そんな太宗には、自分の後継ぎを誰にするかという悩みがあった。原則を守るならば、後継ぎは長男の譲寧(ヤンニョン)だが、太宗は三男の忠寧に王としての資質を感じていた。そんな父親の考えに譲寧が気づいた。最初は戸惑いを見せた譲寧だが、「自分より頭のいい忠寧が王になれば国も安泰になるはずだ」と思った。すると、彼は無能を装うという大胆な行動に出た。
その結果、譲寧は陰で側近たちから嘲笑されるようになる。さらには酒浸りになり、王宮を抜け出しては放蕩を繰り返した。ついに、譲寧は王位を継承する権利を剥奪されてしまう。
二男の孝寧(ヒョニョン)は、兄の行動に驚きを隠せなかったが、「自分が父上の後を継ぐことになる」と思うと、一層勉学に励んだ。しかし、そうしていくうちに自分の限界を感じて、さらには兄である譲寧の行動の意図を理解したのである。その後の孝寧の行動に迷いはなく、弟の忠寧に後継ぎの座を譲り、頭をまるめて仏門に入ってしまった。
父と2人の兄に認められた忠寧の聡明さを示す、多くの逸話が残っている。
幼いころから本を読むことが好きだった忠寧。10代のときに長く病床に就いていたことがあったが、それでも本を読むことを止めなかった。見るに見かねた太宗は、側近に本をすべて隠すように伝えた。

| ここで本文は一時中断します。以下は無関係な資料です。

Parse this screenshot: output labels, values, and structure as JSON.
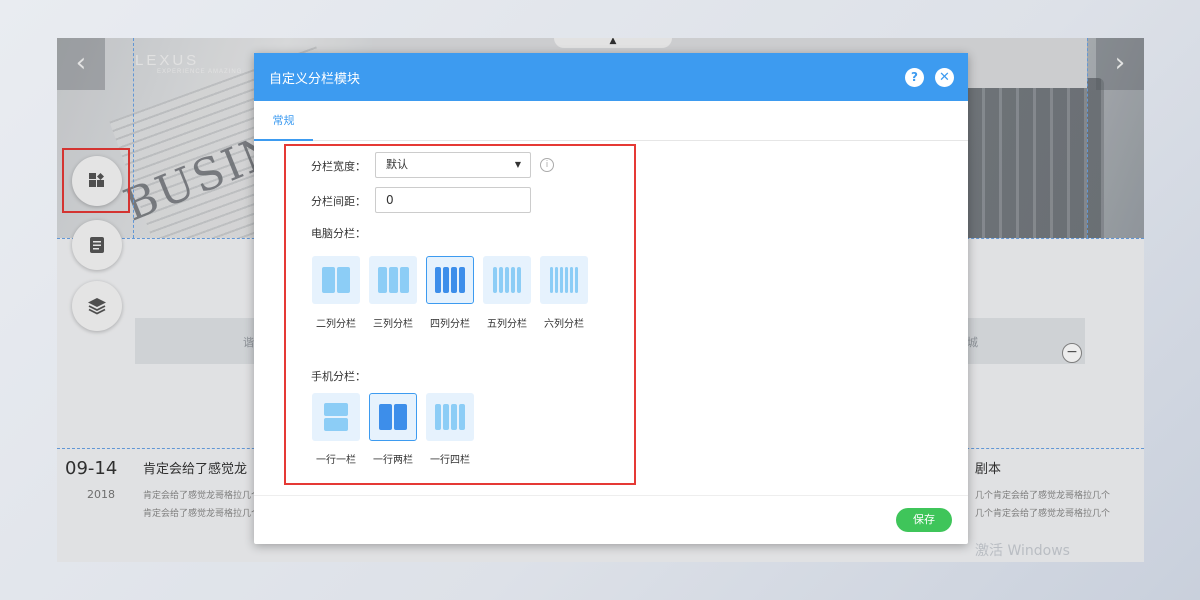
{
  "background": {
    "logo_main": "LEXUS",
    "logo_sub": "EXPERIENCE AMAZING",
    "banner_word": "BUSINESS",
    "nav_left_arrow": "‹",
    "nav_right_arrow": "›",
    "band_left_text": "谐",
    "band_right_text": "城",
    "news": {
      "date": "09-14",
      "year": "2018",
      "title": "肯定会给了感觉龙",
      "desc_lines": [
        "肯定会给了感觉龙哥格拉几个",
        "肯定会给了感觉龙哥格拉几个"
      ],
      "right_title": "剧本",
      "right_desc_lines": [
        "几个肯定会给了感觉龙哥格拉几个",
        "几个肯定会给了感觉龙哥格拉几个"
      ]
    },
    "watermark": "激活 Windows"
  },
  "dialog": {
    "title": "自定义分栏模块",
    "help_icon": "?",
    "close_icon": "✕",
    "tab": "常规",
    "width_label": "分栏宽度：",
    "width_value": "默认",
    "info_icon": "i",
    "gap_label": "分栏间距：",
    "gap_value": "0",
    "pc_label": "电脑分栏：",
    "pc_options": [
      {
        "label": "二列分栏",
        "cols": 2,
        "selected": false
      },
      {
        "label": "三列分栏",
        "cols": 3,
        "selected": false
      },
      {
        "label": "四列分栏",
        "cols": 4,
        "selected": true
      },
      {
        "label": "五列分栏",
        "cols": 5,
        "selected": false
      },
      {
        "label": "六列分栏",
        "cols": 6,
        "selected": false
      }
    ],
    "mobile_label": "手机分栏：",
    "mobile_options": [
      {
        "label": "一行一栏",
        "cols": 1,
        "selected": false
      },
      {
        "label": "一行两栏",
        "cols": 2,
        "selected": true
      },
      {
        "label": "一行四栏",
        "cols": 4,
        "selected": false
      }
    ],
    "save_label": "保存"
  },
  "colors": {
    "header_blue": "#3d9bf0",
    "save_green": "#3fc55a",
    "highlight_red": "#e53935"
  }
}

しかし、忠寧は屏風の裏にあった本を1冊引っ張り出して、それを何百回も読んだのである。
1418年、忠寧は4代王・世宗となった。実際に実権を握っていたのは父親の太宗だったが、まだ若くて経験の足りなかった世宗にとって、悪いことではなかった。そして、1422年に太宗が世を去って、世宗は正真正銘の王となったのである。
もともと聡明だったうえに、経験を積んで実務にも慣れた世宗は大いに力を発揮した。類まれなる指導力は政治や経済、文化や社会など幅広く及んだ。

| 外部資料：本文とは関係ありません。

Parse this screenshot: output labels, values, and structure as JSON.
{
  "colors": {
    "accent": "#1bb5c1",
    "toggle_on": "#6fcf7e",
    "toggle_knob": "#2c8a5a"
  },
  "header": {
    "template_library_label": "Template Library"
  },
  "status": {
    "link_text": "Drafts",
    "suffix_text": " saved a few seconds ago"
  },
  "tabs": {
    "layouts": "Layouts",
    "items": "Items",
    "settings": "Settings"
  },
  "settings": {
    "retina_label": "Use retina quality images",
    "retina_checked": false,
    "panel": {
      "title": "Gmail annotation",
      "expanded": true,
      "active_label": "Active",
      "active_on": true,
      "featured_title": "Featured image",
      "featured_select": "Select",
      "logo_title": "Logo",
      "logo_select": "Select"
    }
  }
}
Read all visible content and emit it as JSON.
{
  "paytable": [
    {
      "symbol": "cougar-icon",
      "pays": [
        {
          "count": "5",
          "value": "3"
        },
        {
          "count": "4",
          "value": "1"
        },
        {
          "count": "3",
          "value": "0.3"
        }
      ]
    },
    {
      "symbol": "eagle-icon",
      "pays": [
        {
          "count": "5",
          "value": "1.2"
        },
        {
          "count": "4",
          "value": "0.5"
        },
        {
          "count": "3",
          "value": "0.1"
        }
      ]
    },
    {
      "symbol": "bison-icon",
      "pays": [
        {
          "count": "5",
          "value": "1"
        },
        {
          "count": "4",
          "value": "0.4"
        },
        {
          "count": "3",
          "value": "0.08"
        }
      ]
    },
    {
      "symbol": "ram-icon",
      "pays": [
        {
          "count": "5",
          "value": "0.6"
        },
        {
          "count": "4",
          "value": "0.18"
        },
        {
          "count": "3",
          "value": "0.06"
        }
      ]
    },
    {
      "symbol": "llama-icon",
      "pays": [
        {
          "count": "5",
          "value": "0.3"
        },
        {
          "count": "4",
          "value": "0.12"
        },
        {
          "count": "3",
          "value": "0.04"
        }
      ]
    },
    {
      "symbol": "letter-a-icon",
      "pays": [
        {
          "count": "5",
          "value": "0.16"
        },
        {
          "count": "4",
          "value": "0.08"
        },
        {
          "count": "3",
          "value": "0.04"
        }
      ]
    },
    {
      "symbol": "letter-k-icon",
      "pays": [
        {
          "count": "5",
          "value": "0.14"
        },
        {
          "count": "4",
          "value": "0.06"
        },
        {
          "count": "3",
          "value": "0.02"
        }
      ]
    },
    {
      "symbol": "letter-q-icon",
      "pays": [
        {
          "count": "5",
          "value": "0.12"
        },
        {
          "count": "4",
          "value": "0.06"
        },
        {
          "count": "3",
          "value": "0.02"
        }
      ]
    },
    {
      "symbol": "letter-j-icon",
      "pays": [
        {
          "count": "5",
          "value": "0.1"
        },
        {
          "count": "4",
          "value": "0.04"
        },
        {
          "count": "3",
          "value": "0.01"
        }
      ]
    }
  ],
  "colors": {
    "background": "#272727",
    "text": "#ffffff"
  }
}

世宗は、王に集中していた権力を分散させ、後継ぎにも一定の権力を与えた。その理由は、王に不備があった際に混乱が起きないようにするためだった。彼はとても国民を愛し、臣下の者たちを信頼した。さらに世宗は人事を活用することにも優れており、身分が低くても能力がある者には役職を与えたのだ。しかし、その一方で、コネによって人事を歪めることを極端に嫌った。それについては、こんな話がある。
世宗が寵愛していた女性が、「私の兄に役職を与えてください」と頼み込んできた。本来なら願いをかなえてあげたいところなのだが、世宗はそれをはっきりと断り、以降はその女性を遠ざけてしまう。
さらに、世宗は側近たちの手を煩わせることもしなかった。
彼が病気になったとき、側近が「効能に優れている白い雄鶏、黄色い雌鳥、羊の肉を献上いたしましょう」と言ってきた。しかし、世宗は「我が国には羊がいないではないか。病気を治すためとはいえ、むやみに殺生してはならん」と断った。本当にとても優しい心を持った王だった。